Fixed income investors (sr. citizens) were (in some cases) having large chunks of their portfolios converted to "agencies". 100's and 100's of thousands of dollars. Even if you "could" live on $1,500 a month (25k X 6%) you'd still need to fill the other 11 months of the year. So...300k to have an $18,000 a year "lifestyle".

The yield starved investors also drove many "Hi-Yield" bond funds up 25-30% in 2002.

187   Malcolm   2007 Apr 11, 3:25am  

"The yield starved investors also drove many “Hi-Yield” bond funds up 25-30% in 2002."

Which helps make a point. People can sit back and nitpick how something doesn't line up with their agenda but they won't even consider the other spillover benefits. If making all this money is so easy why are there so many pissed off people who are supposidly smarter than everyone else who didn't do it?

188   Malcolm   2007 Apr 11, 3:26am  

Peter P
"I believe in Intelligent Design, but Social Darwinism does have some truth to it. "

We do think alike.

189   Malcolm   2007 Apr 11, 3:27am  

Vicente, just wait a little longer, you are going to get a really cheap house with all of those things. Be patient. Just save up for a really big downpayment though.

190   Malcolm   2007 Apr 11, 3:30am  

25K is chump change to a real investor.

191   Malcolm   2007 Apr 11, 3:32am  

It's the same people criticizing the system for excess who want to take thier measly $500 and turn it into $10,000 and then whine because no such mecahnism exists, so someone with $1,000,000 making 6% seems like excess to them. Gotta punish 'em.

192   DaBoss   2007 Apr 11, 3:34am  

Vicente Said..
"I will not buy a house with a bunch of overpriced “extras” that are there not to offer me good value but just to jack up their profits."

Try telling that to bunch of women! As Jack once said..."How do I get into a mind of a women... I take a man, remove reason and accountability".
The little lady realtors will label you as an "uncommited buyer with issues".

Sadly the market over the recent years have been driven more by 'Emotions' than any kind of common sense. Marketing of homes has been peppered with feminine charm. Former 800sq crack house is now a "charming Bongalo" and all the rest of the nonsense.

193   Malcolm   2007 Apr 11, 3:41am  

Hello
Yes, but believe it or not I actually care about others. I'm cleaning up either way.

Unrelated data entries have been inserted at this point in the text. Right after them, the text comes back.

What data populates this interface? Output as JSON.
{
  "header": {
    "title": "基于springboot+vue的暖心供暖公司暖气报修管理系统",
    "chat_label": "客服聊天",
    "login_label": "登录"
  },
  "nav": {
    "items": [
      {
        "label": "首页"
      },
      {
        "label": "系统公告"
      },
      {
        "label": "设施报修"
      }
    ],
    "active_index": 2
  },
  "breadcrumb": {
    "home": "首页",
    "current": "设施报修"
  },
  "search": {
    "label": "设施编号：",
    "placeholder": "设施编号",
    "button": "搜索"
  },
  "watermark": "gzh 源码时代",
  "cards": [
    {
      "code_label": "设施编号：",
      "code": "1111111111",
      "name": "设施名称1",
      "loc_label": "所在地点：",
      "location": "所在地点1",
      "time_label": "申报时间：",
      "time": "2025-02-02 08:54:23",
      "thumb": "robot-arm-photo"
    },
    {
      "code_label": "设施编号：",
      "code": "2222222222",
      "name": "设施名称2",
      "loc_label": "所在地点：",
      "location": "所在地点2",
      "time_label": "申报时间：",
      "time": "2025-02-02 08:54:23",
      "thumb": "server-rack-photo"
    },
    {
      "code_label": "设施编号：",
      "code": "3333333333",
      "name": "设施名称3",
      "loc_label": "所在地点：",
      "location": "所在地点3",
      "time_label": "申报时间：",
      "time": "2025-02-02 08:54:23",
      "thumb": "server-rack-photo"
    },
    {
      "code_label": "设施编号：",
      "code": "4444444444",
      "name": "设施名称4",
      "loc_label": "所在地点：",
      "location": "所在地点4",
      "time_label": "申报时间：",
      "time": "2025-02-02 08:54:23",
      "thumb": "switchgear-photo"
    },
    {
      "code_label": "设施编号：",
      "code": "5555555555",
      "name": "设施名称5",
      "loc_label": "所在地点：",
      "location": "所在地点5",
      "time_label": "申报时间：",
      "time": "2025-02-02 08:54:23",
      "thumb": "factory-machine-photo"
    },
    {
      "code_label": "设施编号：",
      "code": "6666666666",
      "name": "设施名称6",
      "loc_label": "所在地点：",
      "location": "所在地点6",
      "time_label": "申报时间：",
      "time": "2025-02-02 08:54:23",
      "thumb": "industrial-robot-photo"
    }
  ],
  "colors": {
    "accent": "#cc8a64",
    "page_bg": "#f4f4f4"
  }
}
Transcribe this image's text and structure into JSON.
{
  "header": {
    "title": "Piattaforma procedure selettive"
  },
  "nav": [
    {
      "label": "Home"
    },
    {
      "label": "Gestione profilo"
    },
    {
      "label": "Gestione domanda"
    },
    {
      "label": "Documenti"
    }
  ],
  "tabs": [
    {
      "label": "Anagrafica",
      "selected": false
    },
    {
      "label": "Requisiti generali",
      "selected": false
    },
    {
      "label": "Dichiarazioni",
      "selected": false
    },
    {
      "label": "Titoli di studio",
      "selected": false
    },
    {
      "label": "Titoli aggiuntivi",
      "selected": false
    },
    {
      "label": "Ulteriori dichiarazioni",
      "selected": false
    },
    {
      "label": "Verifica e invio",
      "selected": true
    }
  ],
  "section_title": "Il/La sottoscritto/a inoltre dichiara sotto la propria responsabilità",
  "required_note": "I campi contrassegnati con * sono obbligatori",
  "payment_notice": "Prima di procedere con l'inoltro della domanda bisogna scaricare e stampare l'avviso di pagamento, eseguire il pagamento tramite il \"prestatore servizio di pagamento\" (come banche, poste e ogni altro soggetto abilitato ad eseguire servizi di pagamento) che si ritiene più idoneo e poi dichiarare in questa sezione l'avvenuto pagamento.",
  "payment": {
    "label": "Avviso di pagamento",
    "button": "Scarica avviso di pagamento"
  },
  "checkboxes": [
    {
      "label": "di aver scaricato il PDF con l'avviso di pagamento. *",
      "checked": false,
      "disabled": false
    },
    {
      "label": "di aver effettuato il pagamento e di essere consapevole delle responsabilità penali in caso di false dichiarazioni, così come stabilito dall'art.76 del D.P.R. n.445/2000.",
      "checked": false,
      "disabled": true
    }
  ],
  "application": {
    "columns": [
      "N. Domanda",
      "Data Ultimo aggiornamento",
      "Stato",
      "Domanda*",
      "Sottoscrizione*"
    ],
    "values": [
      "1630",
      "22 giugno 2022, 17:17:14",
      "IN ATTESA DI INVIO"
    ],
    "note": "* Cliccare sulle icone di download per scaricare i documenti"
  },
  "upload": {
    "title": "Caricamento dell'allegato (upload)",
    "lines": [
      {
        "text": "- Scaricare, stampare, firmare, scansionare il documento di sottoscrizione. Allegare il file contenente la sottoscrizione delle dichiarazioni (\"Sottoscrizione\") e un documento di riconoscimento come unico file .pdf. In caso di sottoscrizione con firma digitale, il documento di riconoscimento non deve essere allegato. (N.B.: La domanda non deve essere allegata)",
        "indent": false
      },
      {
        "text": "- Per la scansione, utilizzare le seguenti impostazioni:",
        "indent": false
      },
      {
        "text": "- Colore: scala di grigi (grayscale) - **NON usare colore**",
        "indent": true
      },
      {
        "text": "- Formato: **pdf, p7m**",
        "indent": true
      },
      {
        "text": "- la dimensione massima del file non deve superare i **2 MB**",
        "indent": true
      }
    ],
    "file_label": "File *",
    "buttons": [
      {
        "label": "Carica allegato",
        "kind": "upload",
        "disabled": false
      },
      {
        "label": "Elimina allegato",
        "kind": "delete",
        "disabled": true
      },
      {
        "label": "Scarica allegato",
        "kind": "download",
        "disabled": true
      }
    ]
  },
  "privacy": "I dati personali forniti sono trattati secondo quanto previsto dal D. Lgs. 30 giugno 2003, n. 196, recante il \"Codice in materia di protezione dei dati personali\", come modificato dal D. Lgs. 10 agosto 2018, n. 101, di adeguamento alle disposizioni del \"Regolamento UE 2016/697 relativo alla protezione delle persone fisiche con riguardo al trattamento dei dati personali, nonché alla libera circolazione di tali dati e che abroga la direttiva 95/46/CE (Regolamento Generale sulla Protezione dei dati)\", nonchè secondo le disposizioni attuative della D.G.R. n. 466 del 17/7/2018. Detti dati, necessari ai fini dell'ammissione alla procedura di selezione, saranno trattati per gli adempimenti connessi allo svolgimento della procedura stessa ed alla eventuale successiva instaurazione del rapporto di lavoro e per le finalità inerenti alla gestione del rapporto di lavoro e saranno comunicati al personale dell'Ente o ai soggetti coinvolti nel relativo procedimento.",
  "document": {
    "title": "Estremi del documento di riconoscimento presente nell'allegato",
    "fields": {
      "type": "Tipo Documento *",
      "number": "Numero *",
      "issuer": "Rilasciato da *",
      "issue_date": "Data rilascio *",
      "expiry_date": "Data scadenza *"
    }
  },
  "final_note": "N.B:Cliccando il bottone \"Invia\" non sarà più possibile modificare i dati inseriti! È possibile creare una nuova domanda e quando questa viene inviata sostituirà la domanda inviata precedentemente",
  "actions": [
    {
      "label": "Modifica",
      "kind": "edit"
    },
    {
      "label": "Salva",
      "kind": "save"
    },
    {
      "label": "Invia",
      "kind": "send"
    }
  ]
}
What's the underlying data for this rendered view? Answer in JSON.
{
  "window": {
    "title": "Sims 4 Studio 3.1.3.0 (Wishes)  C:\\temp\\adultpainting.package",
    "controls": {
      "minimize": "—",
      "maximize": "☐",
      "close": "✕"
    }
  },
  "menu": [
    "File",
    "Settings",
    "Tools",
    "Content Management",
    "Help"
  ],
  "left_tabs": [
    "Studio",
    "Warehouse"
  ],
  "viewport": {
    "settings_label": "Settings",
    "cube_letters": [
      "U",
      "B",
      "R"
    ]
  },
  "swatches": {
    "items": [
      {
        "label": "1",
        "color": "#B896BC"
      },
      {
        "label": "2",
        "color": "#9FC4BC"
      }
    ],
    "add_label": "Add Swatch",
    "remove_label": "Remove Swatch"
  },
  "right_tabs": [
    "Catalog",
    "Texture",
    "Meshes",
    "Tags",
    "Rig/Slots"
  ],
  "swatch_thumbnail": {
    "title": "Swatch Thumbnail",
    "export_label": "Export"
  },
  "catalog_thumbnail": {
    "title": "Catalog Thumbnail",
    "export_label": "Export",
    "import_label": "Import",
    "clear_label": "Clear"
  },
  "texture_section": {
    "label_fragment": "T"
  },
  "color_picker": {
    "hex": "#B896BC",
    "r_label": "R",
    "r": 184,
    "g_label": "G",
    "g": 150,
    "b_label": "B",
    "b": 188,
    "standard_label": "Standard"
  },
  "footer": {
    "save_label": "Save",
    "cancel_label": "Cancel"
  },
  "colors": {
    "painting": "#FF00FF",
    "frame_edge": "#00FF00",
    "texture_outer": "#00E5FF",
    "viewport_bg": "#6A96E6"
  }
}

It is frustrating to me to hear people limiting their own futures because they haven't seen the other side of things as yet.

194   Malcolm   2007 Apr 11, 3:43am  

For my purposes I would love nothing more than a huge crash, no available credit or horrific interest rates, and a bunch of very nice properties with pools and granite to pick from.

195   DaBoss   2007 Apr 11, 3:45am  

"I believe in Intelligent Design"

Wimps!

196   Malcolm   2007 Apr 11, 3:46am  

I wish I wanted to live in NM, you could buy the whole middle of the state. In parts I calculated 70% of the lots are for sale. With a few million dollars you could literally buy the middle of the state at 900/acre and that's without negotiating.

197   Malcolm   2007 Apr 11, 3:47am  

LOL space

198   Malcolm   2007 Apr 11, 3:49am  

Peter did you ever hear the joke about people like us who don't believe in organized religion?

It goes then we must believe in unorganized religion. We sometimes meet on Sunday, if no one shows we move it to Wednesday night sometime, we just start when people show up, and we pick the book for the following week.

199   Peter P   2007 Apr 11, 3:50am  

We do think alike.

I guessed so too. How was the key lime pie?

200   Malcolm   2007 Apr 11, 3:50am  

HelloK, I have a Porsche but I view my Prius as more of a status symbol. It is pretty funny how much truth is in your post.

201   Peter P   2007 Apr 11, 3:51am  

LOL!

202   Peter P   2007 Apr 11, 3:51am  

Perhaps Porsche should make a hybrid.